The gut butterflies, the unknown possibilities of failure are always there – This morning I want to go to the ISKON temple – but my nervousness is holding me back. The thought of getting on the bus here in Hubli India – and all that entails.
“Will I have the right money on the bus, can I understand the ticket guy when he asks me something? Will I miss the stop? When I get there will there be somewhere for me to sit comfortably? Will I remember the name of the college stop when I get the bus back?”
I could laugh so loud at myself for these incredibly ridiculous fears that loom so large, but they almost bring tears to my eyes.

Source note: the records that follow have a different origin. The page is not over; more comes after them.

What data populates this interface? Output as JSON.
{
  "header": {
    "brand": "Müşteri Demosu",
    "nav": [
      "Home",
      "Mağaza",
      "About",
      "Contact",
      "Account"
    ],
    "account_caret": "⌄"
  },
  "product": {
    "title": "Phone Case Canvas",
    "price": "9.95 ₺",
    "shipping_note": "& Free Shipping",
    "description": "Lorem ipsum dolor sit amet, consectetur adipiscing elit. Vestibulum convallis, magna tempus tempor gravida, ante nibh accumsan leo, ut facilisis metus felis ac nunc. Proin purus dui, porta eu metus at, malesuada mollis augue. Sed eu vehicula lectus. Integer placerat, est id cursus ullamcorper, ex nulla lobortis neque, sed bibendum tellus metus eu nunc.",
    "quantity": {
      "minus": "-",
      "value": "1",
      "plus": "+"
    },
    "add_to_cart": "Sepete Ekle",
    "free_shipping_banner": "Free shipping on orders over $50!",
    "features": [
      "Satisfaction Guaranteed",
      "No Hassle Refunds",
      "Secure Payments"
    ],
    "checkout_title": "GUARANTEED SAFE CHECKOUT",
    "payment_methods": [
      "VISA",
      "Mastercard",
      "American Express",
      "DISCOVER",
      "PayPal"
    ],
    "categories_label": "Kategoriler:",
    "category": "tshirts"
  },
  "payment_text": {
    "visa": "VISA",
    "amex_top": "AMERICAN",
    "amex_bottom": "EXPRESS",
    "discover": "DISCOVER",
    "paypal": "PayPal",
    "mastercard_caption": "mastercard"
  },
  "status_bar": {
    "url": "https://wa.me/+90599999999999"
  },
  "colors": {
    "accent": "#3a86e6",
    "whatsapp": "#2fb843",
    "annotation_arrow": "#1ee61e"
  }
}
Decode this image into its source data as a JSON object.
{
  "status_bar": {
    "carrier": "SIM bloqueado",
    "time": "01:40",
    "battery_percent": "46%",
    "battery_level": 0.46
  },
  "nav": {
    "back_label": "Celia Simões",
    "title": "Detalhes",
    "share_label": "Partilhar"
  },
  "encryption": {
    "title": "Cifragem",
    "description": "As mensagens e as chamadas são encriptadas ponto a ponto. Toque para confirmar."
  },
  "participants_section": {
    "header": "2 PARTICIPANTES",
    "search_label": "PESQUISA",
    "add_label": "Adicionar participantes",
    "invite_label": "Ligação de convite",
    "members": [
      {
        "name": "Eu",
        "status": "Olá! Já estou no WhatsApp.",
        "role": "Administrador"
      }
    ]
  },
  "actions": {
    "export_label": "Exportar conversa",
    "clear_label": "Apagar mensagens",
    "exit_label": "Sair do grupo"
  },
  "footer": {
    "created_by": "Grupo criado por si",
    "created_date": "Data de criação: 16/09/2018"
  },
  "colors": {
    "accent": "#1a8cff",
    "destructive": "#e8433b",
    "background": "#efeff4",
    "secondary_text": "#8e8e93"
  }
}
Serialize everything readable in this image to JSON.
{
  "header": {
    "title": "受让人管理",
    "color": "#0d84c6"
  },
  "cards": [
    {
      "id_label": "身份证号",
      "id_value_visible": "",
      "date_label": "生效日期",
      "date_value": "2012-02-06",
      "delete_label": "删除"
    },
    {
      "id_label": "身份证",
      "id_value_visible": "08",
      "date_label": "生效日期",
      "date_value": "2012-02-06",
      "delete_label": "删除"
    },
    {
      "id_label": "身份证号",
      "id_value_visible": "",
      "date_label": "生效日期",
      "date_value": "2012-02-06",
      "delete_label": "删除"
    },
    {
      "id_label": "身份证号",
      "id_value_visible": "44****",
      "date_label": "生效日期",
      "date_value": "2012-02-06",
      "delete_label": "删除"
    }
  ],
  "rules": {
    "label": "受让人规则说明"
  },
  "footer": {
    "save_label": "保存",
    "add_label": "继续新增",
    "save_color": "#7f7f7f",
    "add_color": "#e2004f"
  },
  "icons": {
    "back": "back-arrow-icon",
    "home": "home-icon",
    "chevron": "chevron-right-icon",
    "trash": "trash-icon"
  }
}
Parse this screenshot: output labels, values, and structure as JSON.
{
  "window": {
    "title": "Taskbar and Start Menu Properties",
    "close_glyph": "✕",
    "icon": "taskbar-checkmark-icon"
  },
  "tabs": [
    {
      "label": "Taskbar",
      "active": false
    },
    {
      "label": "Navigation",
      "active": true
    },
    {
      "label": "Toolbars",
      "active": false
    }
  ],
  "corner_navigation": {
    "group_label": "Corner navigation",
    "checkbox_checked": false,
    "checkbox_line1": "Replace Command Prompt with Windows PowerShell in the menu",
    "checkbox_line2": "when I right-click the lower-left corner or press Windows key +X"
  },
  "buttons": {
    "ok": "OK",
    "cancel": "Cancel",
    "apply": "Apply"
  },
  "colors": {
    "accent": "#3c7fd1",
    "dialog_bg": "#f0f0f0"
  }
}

How many times in my life, as long as it has already been, have I stopped myself from doing something I set out to do because the butterflies turned into vultures in my stomach?
And how many times have I leapt past the beating of their wings and found the exultation of action? Such small things sometimes with such profound results.
We may consider that great acts of courage are what builds our character – but what of the small acts – no less significant? The daily step upon the path which takes us out of our comfort zone and past even the minute but looming mountain in our way – these too build and strengthen us on a daily basis.
Do they become less, do the challenges reduce in size, does the experience of moving beyond change the landscape? I don’t think so.
But the spirit inside of me knows – “I can do it.”
Once I climbed a rope ladder up the side of a ship in Antarctica. If I could do that when everything in my being was screaming at me that it was impossible – then today I can step beyond this fear of boarding the local bus in India and being able to arrive safely at my destination.
So today I tell myself again – feel the fear but do it anyway – the butterflies are my friend – there simply to remind me to tread lightly – to be aware, to know I am in a strange land and it is no time to be on ‘automatic’.
That’s the gift of the fear – it is the gift of staying awake – being present – being in the here and now. Whether it is climbing a rock face, or boarding a bus to an unknown destination – or bringing your most cherished project to the boss for approval, its all the same thing.
The key is ‘presence’ – being present – given by the gift of fear.